Adaptive wastewater flow control using AquaFlowNet with reinforcement learning for urban drainage optimization
摘要
Conventional wastewater flow-control strategies often fail to respond effectively to rapidly changing hydraulic conditions, resulting in increased overflow events, excessive energy consumption, and reduced operational resilience. Existing AI-based approaches primarily focus on prediction or process-level optimization, offering limited capability for autonomous, system-wide flow management. To overcome these limitations, this study introduces AquaFlowNet, a reinforcement learning–driven framework designed for real-time wastewater flow optimization across interconnected sewer networks. The proposed RL-DFC agent dynamically learns optimal valve and pump actions from environmental feedback, enabling adaptive control under uncertain inflow conditions.
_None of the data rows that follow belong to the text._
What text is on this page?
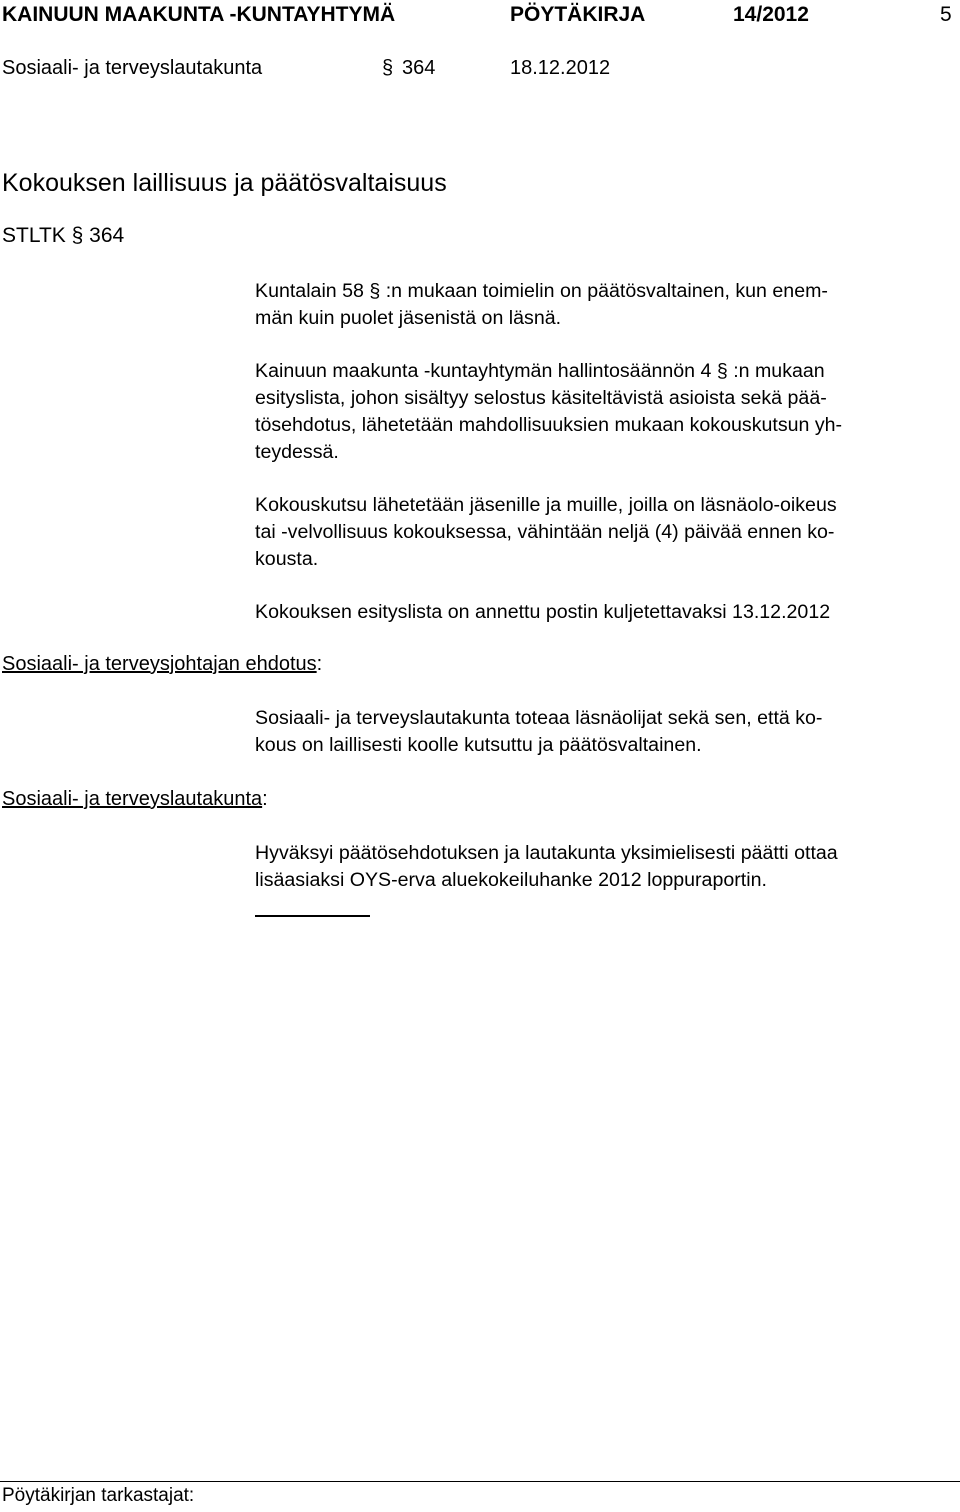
KAINUUN MAAKUNTA -KUNTAYHTYMÄ	PÖYTÄKIRJA	14/2012	5
Sosiaali- ja terveyslautakunta	§ 364	18.12.2012
Kokouksen laillisuus ja päätösvaltaisuus
STLTK § 364
Kuntalain 58 § :n mukaan toimielin on päätösvaltainen, kun enem-
män kuin puolet jäsenistä on läsnä.
Kainuun maakunta -kuntayhtymän hallintosäännön 4 § :n mukaan
esityslista, johon sisältyy selostus käsiteltävistä asioista sekä pää-
tösehdotus, lähetetään mahdollisuuksien mukaan kokouskutsun yh-
teydessä.
Kokouskutsu lähetetään jäsenille ja muille, joilla on läsnäolo-oikeus
tai -velvollisuus kokouksessa, vähintään neljä (4) päivää ennen ko-
kousta.
Kokouksen esityslista on annettu postin kuljetettavaksi 13.12.2012
Sosiaali- ja terveysjohtajan ehdotus:
Sosiaali- ja terveyslautakunta toteaa läsnäolijat sekä sen, että ko-
kous on laillisesti koolle kutsuttu ja päätösvaltainen.
Sosiaali- ja terveyslautakunta:
Hyväksyi päätösehdotuksen ja lautakunta yksimielisesti päätti ottaa
lisäasiaksi OYS-erva aluekokeiluhanke 2012 loppuraportin.
Pöytäkirjan tarkastajat:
Simulation results demonstrate that AquaFlowNet achieves substantial improvements over existing rule-based and machine learning controllers, including a 52% reduction in total overflow volume, up to 90% reduction in overflow events, 35–40% improvement in peak-flow attenuation, and 230 kWh reduction in aeration-related energy demand. These findings indicate that AquaFlowNet can transform wastewater management from prediction-centric approaches into autonomous, resilient, and scalable network-level control, supporting the development of next-generation smart wastewater infrastructure.